"Temuan kami, pertama korban meninggal dunia. Kedua, korban berada dalam penguasaan resmi dari aparat negara. Ketiga, tidak ada upaya meminimalisasi," kata Endang saat bersaksi dalam sidang lanjutan perkara unlawful killing empat laskar FPI di Pengadilan Negeri Jakarta Selatan (PN Jaksel), Selasa, 30 November 2021.
Endang dihadirkan Jaksa Penuntut Umum (JPU) sebagai saksi dalam kasus dengan terdakwa Briptu Fikri Ramadhan dan Ipda M. Yusmin Ohorella. Lebih lanjut, sejumlah polisi yang memindahkan empat Laskar FPI ke dalam mobil tidak menerapkan prinsip kehati-hatian.
"Polisi juga mengancam jiwa karena posisi petugas dan korban tidak seimbang," terang Endang.
Selain itu, polisi yang bersama Laskar FPI tersebut tidak merespons eskalasi situasi secara tepat. Menurut Endang, dalam proses eskalasi terdapat perubahan situasi, tetapi hal ini tidak diantisipasi. Sebagai contoh, meminta bantuan atau peralatan dari kepolisian setempat.
"Hal itu memunculkan pertanyaan tersendiri, mengapa tidak ada upaya lain guna meminimalisasi?" ujar Endang.
Ia memaparkan Komnas HAM kemudian mengkategorikan penembakan yang berujung tewasnya empat laskar FPI itu sebagai pelanggaran HAM. Hal ini tidak terlepas dari keterangan saksi dan bukti. Pasalnya, terdapat saksi melihat keempat laskar FPI masih dalam keadaan hidup saat dimasukkan ke dalam mobil oleh polisi.
Baca: Terjerat Kasus Terorisme, Eks Sekretaris FPI Munarman Jalani Sidang Perdana
Keempat laskar tersebut tewas setelah mobil berangkat dari rest area KM 50 Tol Jakarta-Cikampek menuju Mapolda Metro Jaya.
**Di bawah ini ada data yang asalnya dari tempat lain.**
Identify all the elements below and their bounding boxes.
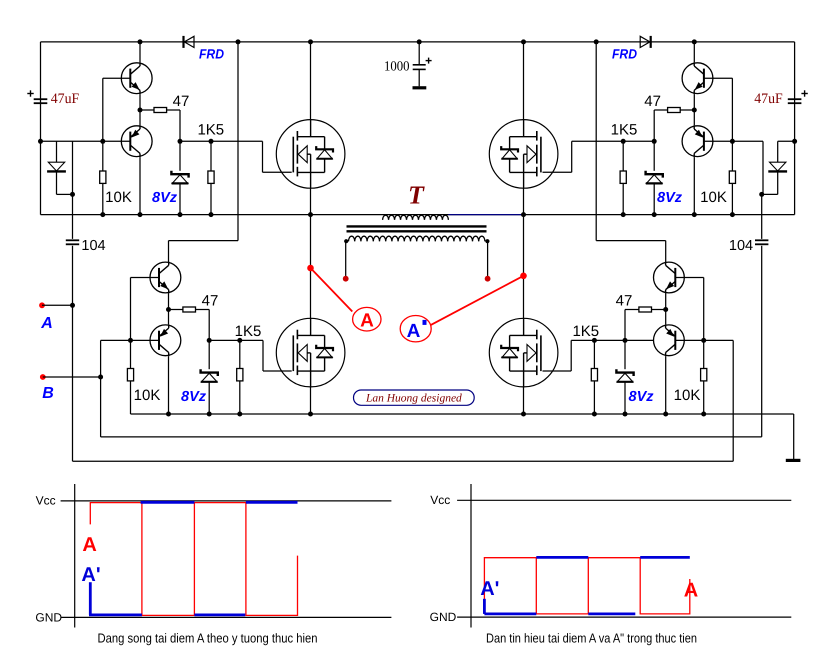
node Q7/Q8 emitters — [663, 307, 668, 312]
wire M4 drain from node A' — [523, 215, 525, 319]
wire M3 source — [310, 387, 312, 414]
node junction driver4 supply drop on +V rail — [594, 39, 599, 44]
diode D1 FRD left — [182, 36, 184, 48]
svg-text:1K5: 1K5 — [235, 323, 262, 340]
wire Q3 base — [131, 277, 160, 279]
wire M2 source — [523, 188, 525, 214]
plot1 blue waveform A' start edge — [89, 582, 92, 615]
node base-net/R4 — [730, 139, 735, 144]
wire Q4 base net — [101, 339, 159, 341]
svg-text:10K: 10K — [674, 387, 701, 404]
svg-text:47: 47 — [616, 293, 633, 310]
zener Z3 8Vz left-bottom — [208, 340, 210, 369]
transistor Q1 NPN — [121, 63, 152, 94]
plot2 blue waveform A' seg1 low — [484, 613, 536, 616]
wire M4 gate drive — [570, 340, 572, 371]
wire Q7 emitter to node — [665, 293, 667, 309]
wire Q4 collector — [168, 356, 170, 414]
transistor Q6 PNP — [682, 126, 713, 157]
svg-text:Lan Huong designed: Lan Huong designed — [365, 393, 462, 405]
wire Q3 emitter to node — [168, 293, 170, 309]
wire Q8 emitter — [665, 310, 667, 325]
wire driver3 supply drop — [237, 42, 239, 241]
wire Q1 base — [103, 77, 131, 79]
node R6 top — [621, 139, 626, 144]
wire node B bottom run — [101, 436, 762, 438]
node junction Q1 collector on +V rail — [138, 39, 143, 44]
wire M4 source — [523, 387, 525, 414]
wire Q5 emitter to node — [693, 94, 695, 110]
node right edge / base-net junction — [792, 139, 797, 144]
svg-text:8Vz: 8Vz — [181, 389, 207, 405]
svg-text:104: 104 — [729, 238, 753, 254]
svg-text:47: 47 — [173, 93, 190, 110]
wire node A bottom run — [73, 460, 734, 462]
node R4 bottom rail — [730, 212, 735, 217]
input A terminal — [39, 302, 45, 308]
svg-text:A: A — [684, 579, 698, 601]
wire M1 gate drive — [262, 141, 264, 172]
node M3 source rail — [308, 412, 313, 417]
node R6 bottom rail — [621, 212, 626, 217]
node junction driver2 supply drop on +V rail — [236, 39, 241, 44]
svg-text:10K: 10K — [134, 387, 161, 404]
svg-text:FRD: FRD — [199, 47, 224, 62]
ground symbol — [786, 459, 801, 462]
svg-text:1K5: 1K5 — [197, 122, 224, 139]
zener Z1 8Vz left-top — [179, 141, 181, 171]
plot1 blue waveform A' seg4 high — [246, 501, 298, 504]
node Q4 collector rail — [166, 412, 171, 417]
resistor R9 1K5 left-bottom — [239, 340, 241, 368]
node Z2 bottom rail — [652, 212, 657, 217]
plot1 Vcc level line — [61, 500, 392, 502]
plot2 GND level line — [457, 616, 791, 618]
wire right edge vertical (47uF branch) — [794, 42, 796, 215]
svg-text:8Vz: 8Vz — [152, 190, 178, 206]
wire A-branch vertical x72 — [72, 141, 74, 239]
svg-text:1K5: 1K5 — [572, 323, 599, 340]
plot1 GND level line — [61, 616, 392, 618]
resistor R12 1K5 right-bottom — [593, 340, 595, 368]
wire red to label A' — [431, 276, 524, 325]
svg-text:A': A' — [480, 578, 499, 600]
node R11 bottom rail — [701, 412, 706, 417]
wire mid rail navy segment — [448, 214, 523, 216]
node Q8 collector rail — [663, 412, 668, 417]
MOSFET M3 — [276, 318, 345, 387]
node zener Z2 top — [652, 139, 657, 144]
input B terminal — [40, 374, 46, 380]
node R1 bottom rail — [100, 212, 105, 217]
plot2 red waveform A — [484, 558, 689, 614]
node Z3 bottom rail — [207, 412, 212, 417]
diode D4 right — [777, 141, 779, 162]
capacitor C3 1000uF — [418, 42, 420, 65]
wire 1K5 net left-top — [180, 140, 263, 142]
node D3 to A-branch — [70, 192, 75, 197]
wire 1K5 net right-bottom — [571, 339, 654, 341]
svg-text:A: A — [360, 311, 374, 332]
svg-text:47: 47 — [202, 293, 219, 310]
svg-text:Vcc: Vcc — [430, 493, 450, 507]
capacitor C5 104 right — [755, 239, 768, 241]
svg-text:Dang song tai diem A theo y tu: Dang song tai diem A theo y tuong thuc h… — [98, 631, 318, 646]
node D4 to B-branch — [759, 192, 764, 197]
transistor Q4 PNP — [150, 325, 181, 356]
node Z4 bottom rail — [623, 412, 628, 417]
wire Q1 emitter to node — [139, 94, 141, 110]
wire left edge vertical (47uF branch) — [40, 42, 42, 215]
plot2 blue waveform A' start edge — [483, 599, 486, 614]
resistor R7 47 left-bottom — [169, 309, 183, 311]
node base-net/R1 — [100, 139, 105, 144]
wire Q2 collector — [139, 157, 141, 215]
wire Q6 collector — [693, 157, 695, 215]
svg-text:47uF: 47uF — [51, 91, 80, 107]
resistor R8 10K left-bottom — [130, 340, 132, 368]
svg-text:A: A — [40, 315, 53, 332]
wire B-branch vertical x762 — [762, 141, 764, 194]
svg-text:10K: 10K — [105, 189, 132, 206]
wire M2 gate drive — [571, 141, 573, 172]
resistor R6 1K5 right-top — [622, 141, 624, 171]
svg-text:Vcc: Vcc — [36, 494, 56, 508]
wire Q6 emitter — [693, 110, 695, 125]
plot2 blue waveform A' seg2 high — [536, 556, 588, 559]
node R3 top — [209, 139, 214, 144]
svg-text:8Vz: 8Vz — [629, 389, 655, 405]
node Q1/Q2 emitters — [138, 108, 143, 113]
resistor R3 1K5 left-top — [210, 141, 212, 171]
plot2 blue waveform A' seg3 low — [588, 613, 635, 616]
node Q5/Q6 emitters — [692, 108, 697, 113]
label node A' circled — [400, 316, 431, 342]
node A-branch input junction — [70, 303, 75, 308]
plot1 blue waveform A' seg2 high — [141, 501, 195, 504]
node output A' (red) — [520, 273, 527, 280]
wire M3 gate drive — [262, 340, 264, 371]
wire top +V rail — [41, 41, 795, 43]
node R9 bottom rail — [237, 412, 242, 417]
transistor Q7 NPN — [654, 262, 685, 293]
node output A (red) — [307, 265, 314, 272]
plot2 blue waveform A' seg4 high — [640, 556, 690, 559]
wire Q1 collector — [139, 42, 141, 62]
svg-text:104: 104 — [81, 238, 105, 254]
wire ground drop — [793, 414, 795, 459]
node M1 source rail — [308, 212, 313, 217]
transformer primary left terminal — [344, 239, 348, 243]
node junction 1000uF cap on +V rail — [417, 39, 422, 44]
node zener Z4 top — [623, 338, 628, 343]
svg-text:1K5: 1K5 — [611, 122, 638, 139]
node zener Z1 top — [178, 139, 183, 144]
wire B to Q3/Q4 bases — [100, 340, 102, 437]
transistor Q3 NPN — [150, 262, 181, 293]
node zener Z3 top — [207, 338, 212, 343]
svg-text:B: B — [42, 385, 54, 402]
node R12 bottom rail — [592, 412, 597, 417]
node junction MOSFET M2 drain on +V rail — [521, 39, 526, 44]
wire Q8 collector — [665, 356, 667, 414]
wire Q3 collector — [168, 261, 170, 263]
node Q2 collector rail — [138, 212, 143, 217]
node Q7 base / Q8 base junction — [701, 338, 706, 343]
resistor R11 10K right-bottom — [703, 340, 705, 368]
MOSFET M2 — [489, 120, 558, 189]
svg-text:1000: 1000 — [384, 60, 410, 75]
diode D2 FRD right — [650, 36, 652, 48]
resistor R5 47 right-top — [680, 109, 694, 111]
wire driver4 supply drop — [595, 42, 597, 241]
transformer T secondary winding — [383, 215, 449, 220]
svg-text:A: A — [82, 534, 96, 556]
transistor Q8 PNP — [654, 325, 685, 356]
svg-text:T: T — [408, 181, 425, 210]
transistor Q2 PNP — [121, 126, 152, 157]
wire red to label A — [311, 268, 353, 312]
wire Q2 emitter — [139, 110, 141, 125]
transformer primary right terminal — [485, 239, 489, 243]
svg-text:FRD: FRD — [612, 47, 637, 62]
transformer T core — [347, 225, 487, 227]
svg-text:8Vz: 8Vz — [657, 190, 683, 206]
wire 1K5 net left-bottom — [209, 339, 263, 341]
node M4 source rail — [521, 412, 526, 417]
node R9 top — [237, 338, 242, 343]
node Z1 bottom rail — [178, 212, 183, 217]
wire Q8 base net — [675, 339, 733, 341]
wire Q5 base — [704, 77, 733, 79]
plot1 axis vertical — [74, 484, 76, 628]
wire A to Q7/Q8 bases — [732, 340, 734, 461]
wire Q7 base — [675, 277, 703, 279]
plot1 blue waveform A' seg3 low — [194, 614, 245, 617]
wire 1K5 net right-top — [572, 140, 655, 142]
ground C3 — [413, 86, 427, 89]
wire M1 drain — [310, 42, 312, 120]
capacitor C2 47uF right — [788, 98, 802, 100]
resistor R10 47 right-bottom — [652, 309, 666, 311]
svg-text:47: 47 — [644, 93, 661, 110]
svg-text:A': A' — [81, 564, 100, 586]
node R12 top — [592, 338, 597, 343]
plot2 Vcc level line — [457, 499, 791, 501]
plot1 blue waveform A' seg1 low — [89, 614, 142, 617]
wire Q5 collector — [693, 42, 695, 62]
wire second row ground rail — [131, 413, 794, 415]
capacitor C4 104 left — [66, 239, 79, 241]
node junction MOSFET M1 drain on +V rail — [308, 39, 313, 44]
resistor R2 47 left-top — [140, 109, 154, 111]
svg-text:GND: GND — [430, 610, 457, 624]
MOSFET M1 — [276, 120, 345, 189]
svg-text:10K: 10K — [700, 189, 727, 206]
MOSFET M4 — [489, 318, 558, 387]
node B-branch input junction — [98, 375, 103, 380]
plot1 red waveform A — [90, 503, 297, 616]
node junction Q5 collector on +V rail — [692, 39, 697, 44]
node left edge / base-net junction — [38, 139, 43, 144]
svg-text:47uF: 47uF — [754, 91, 783, 107]
plot2 axis vertical — [470, 484, 472, 628]
transformer T primary winding — [349, 236, 485, 241]
wire M1 source — [310, 188, 312, 214]
label Lan Huong designed — [354, 390, 475, 405]
zener Z2 8Vz right-top — [653, 141, 655, 171]
diode D3 left — [56, 141, 58, 162]
capacitor C1 47uF left — [34, 98, 48, 100]
wire M3 drain from node A — [310, 215, 312, 319]
resistor R1 10K left-top — [102, 141, 104, 171]
wire base net left (Vcc side) — [41, 140, 131, 142]
node Q6 collector rail — [692, 212, 697, 217]
svg-text:Dan tin hieu tai diem A va A": Dan tin hieu tai diem A va A" trong thuc… — [486, 631, 697, 646]
node Q3 base / Q4 base junction — [128, 338, 133, 343]
node M2 source rail — [521, 212, 526, 217]
node Q3/Q4 emitters — [166, 307, 171, 312]
node R3 bottom rail — [209, 212, 214, 217]
svg-text:A: A — [407, 321, 421, 342]
zener Z4 8Vz right-bottom — [624, 340, 626, 369]
label node A circled — [353, 307, 381, 331]
wire M2 drain — [523, 42, 525, 120]
wire mid horizontal rail — [41, 214, 795, 216]
svg-text:GND: GND — [35, 611, 62, 625]
wire base net right (Vcc side) — [704, 140, 763, 142]
resistor R4 10K right-top — [731, 141, 733, 171]
wire Q4 emitter — [168, 310, 170, 325]
transistor Q5 NPN — [682, 63, 713, 94]
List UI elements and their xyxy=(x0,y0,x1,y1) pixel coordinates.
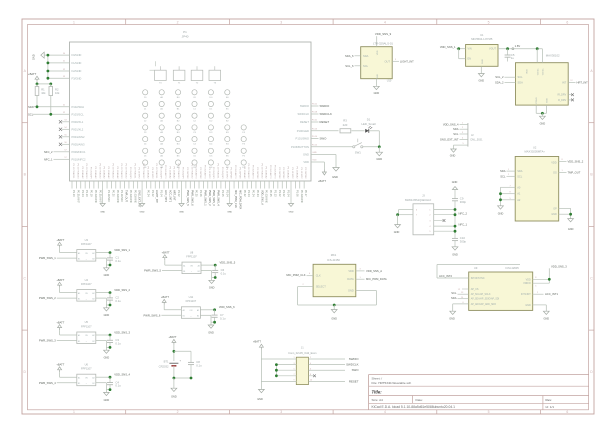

Padahal, keempat laskar ini dalam penguasaan resmi aparat negara.
Sementara, ujar Endang, dua laskar FPI lainnya yang tewas lebih dahulu masuk dalam kategori penegakan hukum. Pasalnya, terjadi bentrok antara kedua laskar FPI ini dengan polisi
"Kematian (dua laskar) tersebut kami katakan penegakan hukum. Karena memang terjadi saling serang," ucap Endang.
Terkait unlawful killing, dua anggota Polda Metro Jaya, Briptu Fikri Ramadhan dan Ipda M Yusmin Ohorella dikenakan dakwaan primair Pasal 338 KUHP tentang Tindak Pidana Pembunuhan dan dakwaan subsidair Pasal 351 KUHP tentang Tindak Pidana Penganiayaan.
JPU menyebut perbuatan kedua terdakwa mengakibatkan meninggalnya empat laskar FPI, yaitu M Luthfi Hakim, Akhmad Sofyan, M Reza, dan Muhammad Suci Khadafi Poetra. Mereka ditembak di dalam mobil Daihatsu Xenia warna silver nomor polisi B 1519 UTI di KM 50 Tol Jakarta-Cikampek pada 7 Desember 2020.
Diketahui, ada enam laskar eks FPI tewas dalam dua kejadian terpisah. Pertama, dua laskar meregang nyawa saat baku tembak dengan polisi di Jalan International atau Jalan Interchange Kabupaten Karawang, Senin dini hari, 7 Desember 2020.
Selanjutnya, empat laskar meninggal dunia setelah polisi disebut mengambil tindakan tegas dan terukur di dalam mobil ketika menuju Mapolda Metro Jaya dari rest area KM 50 Tol Jakarta-Cikampek. Langkah polisi tidak dibenarkan Komnas HAM. Hasil investigasi Komnas HAM menilai terdapat dugaan unlawful killing kepada empat laskar FPI tersebut.